Prenatal diagnosis also ensures that the most appropriate team to care for a child with underlying CHD is assembled for the delivery. Knowledge of the presence of CHD allows either subtle, or at times extensively orchestrated, delivery room actions, which accrue benefit to newborns. Actions such as closer monitoring and staffing by expert nurses and neonatologists who are comfortable in the management necessary, and in the identification of trouble when it arises, can be quite helpful. For example, newborns with transposition of the great arteries require careful evaluation as to the potential need for mixing and creation of an interatrial communication through balloon atrial septostomy. The sooner a restrictive foramen ovale in a severely cyanosed infant with transposition is identified, the faster an atrial opening can be created, oxygen delivery improved, and end-organ function preserved.
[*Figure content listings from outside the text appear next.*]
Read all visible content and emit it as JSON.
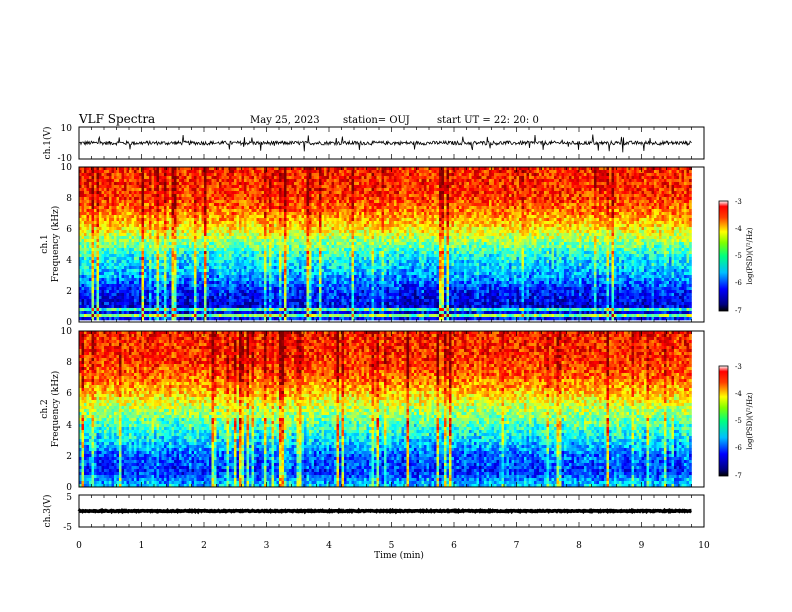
{
  "header": {
    "title": "VLF Spectra",
    "date": "May 25, 2023",
    "station": "station= OUJ",
    "start": "start  UT  =   22: 20: 0"
  },
  "colors": {
    "spectrum_low": "#00007f",
    "spectrum_mid": "#00ff00",
    "spectrum_high": "#ff0000",
    "trace": "#000000"
  },
  "chart_data": [
    {
      "type": "line",
      "name": "ch.1 waveform",
      "ylabel": "ch.1(V)",
      "ylim": [
        -10,
        10
      ],
      "ytick_labels": [
        "10",
        "-10"
      ],
      "xlim": [
        0,
        10
      ],
      "x_end": 9.8,
      "baseline": 0,
      "spread": 1.2
    },
    {
      "type": "heatmap",
      "name": "ch.1 spectrogram",
      "ylabel_line1": "ch.1",
      "ylabel_line2": "Frequency  (kHz)",
      "ylim": [
        0,
        10
      ],
      "ytick_labels": [
        "0",
        "2",
        "4",
        "6",
        "8",
        "10"
      ],
      "xlim": [
        0,
        10
      ],
      "x_end": 9.8,
      "colorbar": {
        "label": "log(PSD)(V²/Hz)",
        "range": [
          -7,
          -3
        ],
        "tick_labels": [
          "-3",
          "-4",
          "-5",
          "-6",
          "-7"
        ]
      },
      "profile_khz": [
        0,
        1,
        2,
        3,
        4,
        5,
        6,
        7,
        8,
        10
      ],
      "profile_log_psd": [
        -6.4,
        -6.6,
        -6.3,
        -5.8,
        -5.5,
        -5.0,
        -4.4,
        -4.0,
        -3.7,
        -3.6
      ]
    },
    {
      "type": "heatmap",
      "name": "ch.2 spectrogram",
      "ylabel_line1": "ch.2",
      "ylabel_line2": "Frequency  (kHz)",
      "ylim": [
        0,
        10
      ],
      "ytick_labels": [
        "0",
        "2",
        "4",
        "6",
        "8",
        "10"
      ],
      "xlim": [
        0,
        10
      ],
      "x_end": 9.8,
      "colorbar": {
        "label": "log(PSD)(V²/Hz)",
        "range": [
          -7,
          -3
        ],
        "tick_labels": [
          "-3",
          "-4",
          "-5",
          "-6",
          "-7"
        ]
      },
      "profile_khz": [
        0,
        1,
        2,
        3,
        4,
        5,
        6,
        7,
        8,
        10
      ],
      "profile_log_psd": [
        -5.6,
        -6.3,
        -6.1,
        -5.6,
        -5.2,
        -4.8,
        -4.3,
        -3.9,
        -3.7,
        -3.6
      ]
    },
    {
      "type": "line",
      "name": "ch.3 waveform",
      "ylabel": "ch.3(V)",
      "ylim": [
        -5,
        5
      ],
      "ytick_labels": [
        "5",
        "-5"
      ],
      "xlim": [
        0,
        10
      ],
      "x_end": 9.8,
      "baseline": 0,
      "spread": 0.15
    }
  ],
  "xaxis": {
    "label": "Time  (min)",
    "tick_labels": [
      "0",
      "1",
      "2",
      "3",
      "4",
      "5",
      "6",
      "7",
      "8",
      "9",
      "10"
    ]
  }
}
Performing a balloon atrial septostomy within minutes after birth in those with restrictive foramen ovale may diminish the hypoxemic time and consequently the likelihood of neonatal brain injury in the form of periventricular leukomalacia, a common finding noted in neonates with transposition of the great vessels. Furthermore, there are some forms of CHD for which neonates can be predicted, on the basis of prenatal assessment, to do very poorly as soon as separated from maternal support via placental circulation. Examples include fetuses with HLHS and intact atrial septum in which there is severe obstruction to pulmonary venous egress into the left atrium with resultant profound hypoxemia, or fetuses with complete heart block in need of urgent postnatal pacing. Such conditions require immediate action at birth if there is to be any hope of a successful outcome. Through an organizational mechanism we refer to as an “IMPACT procedure,” one can offer immediate postpartum access to cardiac therapy (IMPACT) by caesarian section delivery directly in a cardiac venue, either an operating room or a catheterization laboratory. A team of specialists, including fetal cardiologists, echocardiographers, cardiac anesthesiologists, and either cardiac catheterization specialists or cardiac surgeons, attends to the delivery providing whatever urgent service is necessary at the earliest moments of life.